The majority first discusses “just cause,” and specifically notes that this is a term generally used in relation to termination of state employees. The majority notes that the plaintiff’s flip-switching construct would have the effect of making any variation of an at-will situation disproportionate. In effect, it would impose the same standard required to terminate state employees on private employers. This, the majority explains, would be fundamentally unfair to employers. As such, the standard must be according to the terms of the implied contract. If that sounds confusing, don’t worry: the majority explicitly acknowledges this will not be the last case to struggle with the vagaries of at-will employment and implied-employment contracts.
The majority explains that the SCOV has “created confusion with our sloppy word choice in past decisions, jumping between ‘cause,’ ‘good cause,’ and ‘just cause,’ to the chagrin of litigants and judges alike.” In an effort to clarify, the majority explains that “cause,” “good cause,” and “just cause” generally mean the same thing — better than no reason. The exception is that “just cause” is a term of art when used in the state employee collective bargaining context.

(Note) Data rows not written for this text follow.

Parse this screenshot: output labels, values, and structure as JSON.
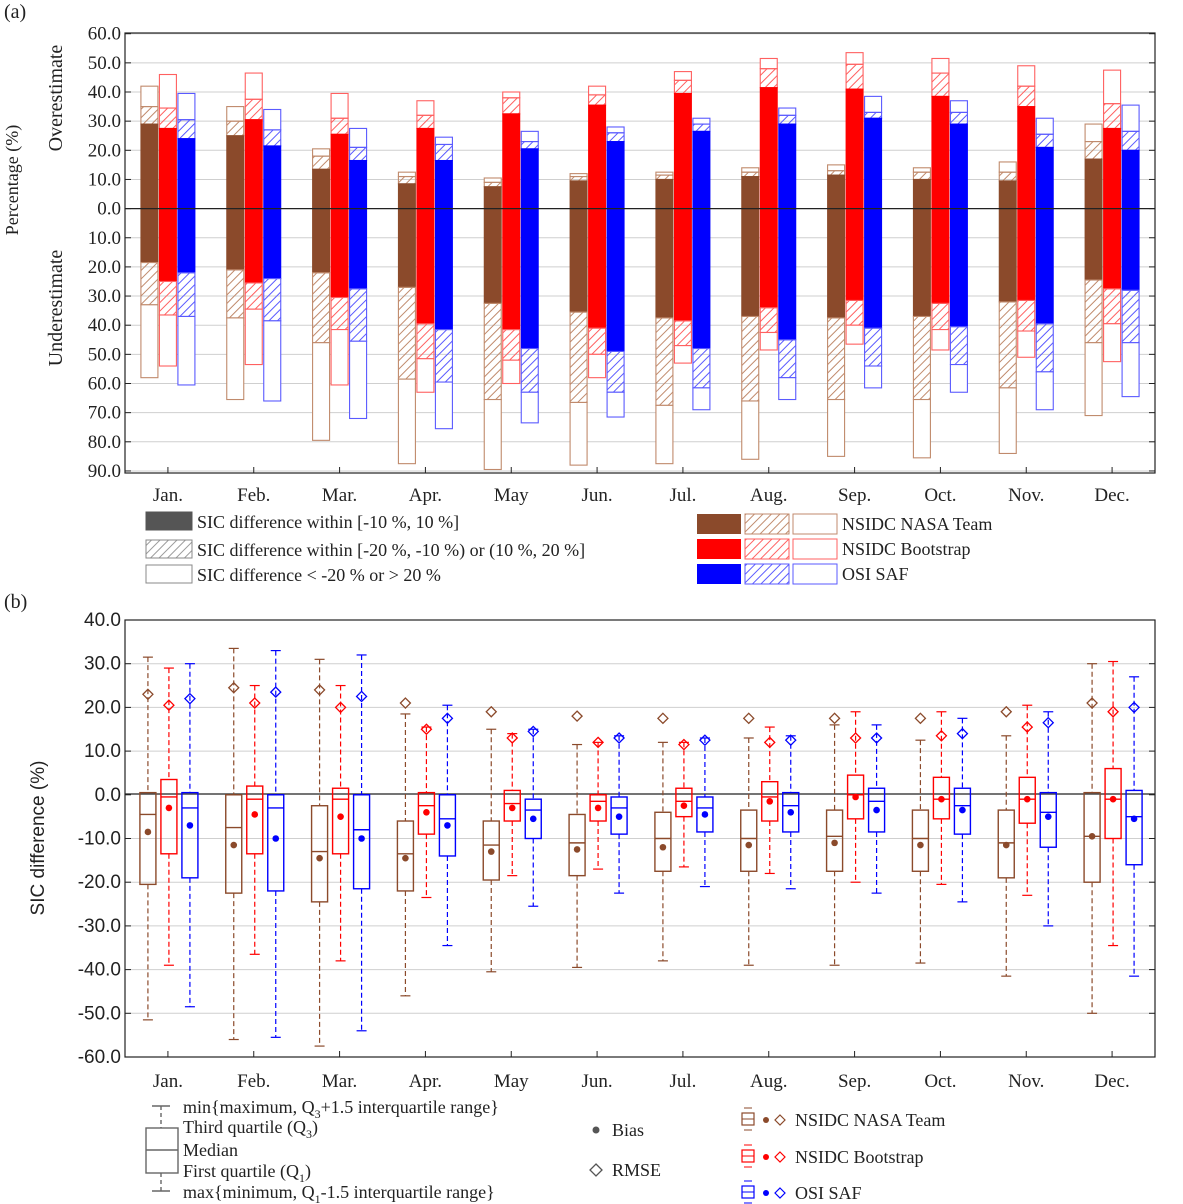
{
  "chart_data": [
    {
      "type": "bar",
      "panel_label": "(a)",
      "ylabel": "Percentage (%)",
      "ylabel_over": "Overestimate",
      "ylabel_under": "Underestimate",
      "y_ticks_over": [
        "60.0",
        "50.0",
        "40.0",
        "30.0",
        "20.0",
        "10.0",
        "0.0"
      ],
      "y_ticks_under": [
        "10.0",
        "20.0",
        "30.0",
        "40.0",
        "50.0",
        "60.0",
        "70.0",
        "80.0",
        "90.0"
      ],
      "ylim_over": [
        0,
        60
      ],
      "ylim_under": [
        0,
        90
      ],
      "categories": [
        "Jan.",
        "Feb.",
        "Mar.",
        "Apr.",
        "May",
        "Jun.",
        "Jul.",
        "Aug.",
        "Sep.",
        "Oct.",
        "Nov.",
        "Dec."
      ],
      "series": [
        {
          "name": "NSIDC NASA Team",
          "color": "#8b4a2b",
          "over_within10": [
            29,
            25,
            13.5,
            8.5,
            7.5,
            9.5,
            10,
            11,
            11.5,
            10,
            9.5,
            17
          ],
          "over_within20": [
            35,
            30,
            18,
            11,
            9,
            11,
            11.5,
            12.5,
            13,
            12.5,
            12.5,
            23
          ],
          "over_total": [
            42,
            35,
            20.5,
            12.5,
            10.5,
            12,
            12.5,
            14,
            15,
            14,
            16,
            29
          ],
          "under_within10": [
            18.5,
            21,
            22,
            27,
            32.5,
            35.5,
            37.5,
            37,
            37.5,
            37,
            32,
            24.5
          ],
          "under_within20": [
            33,
            37.5,
            46,
            58.5,
            65.5,
            66.5,
            67.5,
            66,
            65.5,
            65.5,
            61.5,
            46
          ],
          "under_total": [
            58,
            65.5,
            79.5,
            87.5,
            89.5,
            88,
            87.5,
            86,
            85,
            85.5,
            84,
            71
          ]
        },
        {
          "name": "NSIDC Bootstrap",
          "color": "#ff0000",
          "over_within10": [
            27.5,
            30.5,
            25.5,
            27.5,
            32.5,
            35.5,
            39.5,
            41.5,
            41,
            38.5,
            35,
            27.5
          ],
          "over_within20": [
            34.5,
            37.5,
            31,
            32,
            38,
            39,
            44,
            48,
            49.5,
            46.5,
            42,
            36
          ],
          "over_total": [
            46,
            46.5,
            39.5,
            37,
            40,
            42,
            47,
            51.5,
            53.5,
            51.5,
            49,
            47.5
          ],
          "under_within10": [
            25,
            25.5,
            30.5,
            39.5,
            41.5,
            41,
            38.5,
            34,
            31.5,
            32.5,
            31.5,
            27.5
          ],
          "under_within20": [
            36.5,
            34.5,
            41.5,
            51.5,
            52,
            50,
            47,
            42.5,
            40,
            41.5,
            42,
            39.5
          ],
          "under_total": [
            54,
            53.5,
            60.5,
            63,
            60,
            58,
            53,
            48.5,
            46.5,
            48.5,
            51,
            52.5
          ]
        },
        {
          "name": "OSI SAF",
          "color": "#0000ff",
          "over_within10": [
            24,
            21.5,
            16.5,
            16.5,
            20.5,
            23,
            26.5,
            29,
            31,
            29,
            21,
            20
          ],
          "over_within20": [
            30.5,
            27,
            21,
            22,
            23,
            26,
            29,
            32,
            33,
            33,
            25.5,
            26.5
          ],
          "over_total": [
            39.5,
            34,
            27.5,
            24.5,
            26.5,
            28,
            31,
            34.5,
            38.5,
            37,
            31,
            35.5
          ],
          "under_within10": [
            22,
            24,
            27.5,
            41.5,
            48,
            49,
            48,
            45,
            41,
            40.5,
            39.5,
            28
          ],
          "under_within20": [
            37,
            38.5,
            45.5,
            59.5,
            63,
            63,
            61.5,
            58,
            54,
            53.5,
            56,
            46
          ],
          "under_total": [
            60.5,
            66,
            72,
            75.5,
            73.5,
            71.5,
            69,
            65.5,
            61.5,
            63,
            69,
            64.5
          ]
        }
      ],
      "legend_patterns": [
        "SIC difference within [-10 %, 10 %]",
        "SIC difference within [-20 %, -10 %) or (10 %, 20 %]",
        "SIC difference < -20 % or > 20 %"
      ],
      "legend_products": [
        "NSIDC NASA Team",
        "NSIDC Bootstrap",
        "OSI SAF"
      ]
    },
    {
      "type": "box",
      "panel_label": "(b)",
      "ylabel": "SIC difference (%)",
      "ylim": [
        -60,
        40
      ],
      "y_ticks": [
        "40.0",
        "30.0",
        "20.0",
        "10.0",
        "0.0",
        "-10.0",
        "-20.0",
        "-30.0",
        "-40.0",
        "-50.0",
        "-60.0"
      ],
      "categories": [
        "Jan.",
        "Feb.",
        "Mar.",
        "Apr.",
        "May",
        "Jun.",
        "Jul.",
        "Aug.",
        "Sep.",
        "Oct.",
        "Nov.",
        "Dec."
      ],
      "series": [
        {
          "name": "NSIDC NASA Team",
          "color": "#8b4a2b",
          "whisker_max": [
            31.5,
            33.5,
            31,
            18.5,
            15,
            11.5,
            12,
            13,
            16,
            12.5,
            13.5,
            30
          ],
          "q3": [
            0.5,
            0,
            -2.5,
            -6,
            -6,
            -4.5,
            -4,
            -3.5,
            -3.5,
            -3.5,
            -3.5,
            0.5
          ],
          "median": [
            -4.5,
            -7.5,
            -13,
            -13.5,
            -11.5,
            -11,
            -10,
            -10,
            -9.5,
            -10,
            -11,
            -9.5
          ],
          "q1": [
            -20.5,
            -22.5,
            -24.5,
            -22,
            -19.5,
            -18.5,
            -17.5,
            -17.5,
            -17.5,
            -17.5,
            -19,
            -20
          ],
          "whisker_min": [
            -51.5,
            -56,
            -57.5,
            -46,
            -40.5,
            -39.5,
            -38,
            -39,
            -39,
            -38.5,
            -41.5,
            -50
          ],
          "bias": [
            -8.5,
            -11.5,
            -14.5,
            -14.5,
            -13,
            -12.5,
            -12,
            -11.5,
            -11,
            -11.5,
            -11.5,
            -9.5
          ],
          "rmse": [
            23,
            24.5,
            24,
            21,
            19,
            18,
            17.5,
            17.5,
            17.5,
            17.5,
            19,
            21
          ]
        },
        {
          "name": "NSIDC Bootstrap",
          "color": "#ff0000",
          "whisker_max": [
            29,
            25,
            25,
            15.5,
            14,
            12,
            12,
            15.5,
            19,
            19,
            20.5,
            30.5
          ],
          "q3": [
            3.5,
            2,
            1.5,
            0.5,
            1,
            0,
            1.5,
            3,
            4.5,
            4,
            4,
            6
          ],
          "median": [
            -0.5,
            -1,
            -1,
            -2.5,
            -2,
            -1.5,
            -1.5,
            -0.5,
            0,
            -1,
            -1,
            -1
          ],
          "q1": [
            -13.5,
            -13.5,
            -13.5,
            -9,
            -6,
            -6,
            -5,
            -6,
            -5.5,
            -5.5,
            -6.5,
            -10
          ],
          "whisker_min": [
            -39,
            -36.5,
            -38,
            -23.5,
            -18.5,
            -17,
            -16.5,
            -18,
            -20,
            -20.5,
            -23,
            -34.5
          ],
          "bias": [
            -3,
            -4.5,
            -5,
            -4,
            -3,
            -3,
            -2.5,
            -1.5,
            -0.5,
            -1,
            -1,
            -1
          ],
          "rmse": [
            20.5,
            21,
            20,
            15,
            13,
            12,
            11.5,
            12,
            13,
            13.5,
            15.5,
            19
          ]
        },
        {
          "name": "OSI SAF",
          "color": "#0000ff",
          "whisker_max": [
            30,
            33,
            32,
            20.5,
            15,
            13.5,
            13,
            13.5,
            16,
            17.5,
            19,
            27
          ],
          "q3": [
            0.5,
            0,
            0,
            0,
            -1,
            -0.5,
            -0.5,
            0.5,
            1.5,
            1.5,
            0.5,
            1
          ],
          "median": [
            -3,
            -3,
            -8,
            -5.5,
            -3.5,
            -3,
            -3,
            -2.5,
            -1.5,
            -2.5,
            -4,
            -5
          ],
          "q1": [
            -19,
            -22,
            -21.5,
            -14,
            -10,
            -9,
            -8.5,
            -8.5,
            -8.5,
            -9,
            -12,
            -16
          ],
          "whisker_min": [
            -48.5,
            -55.5,
            -54,
            -34.5,
            -25.5,
            -22.5,
            -21,
            -21.5,
            -22.5,
            -24.5,
            -30,
            -41.5
          ],
          "bias": [
            -7,
            -10,
            -10,
            -7,
            -5.5,
            -5,
            -4.5,
            -4,
            -3.5,
            -3.5,
            -5,
            -5.5
          ],
          "rmse": [
            22,
            23.5,
            22.5,
            17.5,
            14.5,
            13,
            12.5,
            12.5,
            13,
            14,
            16.5,
            20
          ]
        }
      ],
      "legend_box": {
        "max_label": "min{maximum, Q",
        "max_sub": "3",
        "max_tail": "+1.5 interquartile range}",
        "q3_label": "Third quartile (Q",
        "q3_sub": "3",
        "median_label": "Median",
        "q1_label": "First quartile (Q",
        "q1_sub": "1",
        "min_label": "max{minimum, Q",
        "min_sub": "1",
        "min_tail": "-1.5 interquartile range}",
        "close_paren": ")"
      },
      "legend_markers": [
        "Bias",
        "RMSE"
      ],
      "legend_products": [
        "NSIDC NASA Team",
        "NSIDC Bootstrap",
        "OSI SAF"
      ]
    }
  ]
}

The majority neglects to mention that “just cause” is also the name of a popular PlayStation® 3 game, but that’s OK.
The majority’s analysis ends by stressing the narrowness of the issue. Because plaintiff failed to effectively object to any of the language of the charge and only argued that it should’ve had more language, the majority doesn’t consider any claims that the substance of the charge contained reversible error.
Justice Robinson concurs in the merits, but dissents on the preservation issue. As the dissent views it, the “purposes of the rules of civil procedure and the practical realities of trials” dictate a more-flexible approach.
As the dissent notes, the arguments on the objection have usually already been made once. The majority’s approach requires counsel to make the same argument again, which is inefficient and redundant. The primary purpose “of the post-charge objection requirement is to give the trial court ‘one last opportunity to avoid an error.’” As the dissent sees it, restating an already made objection in short form certainly gives the trial court that opportunity. The rigid application of the distinctly-stated-post-charge-objection requirement does not serve the underlying purpose of the rule.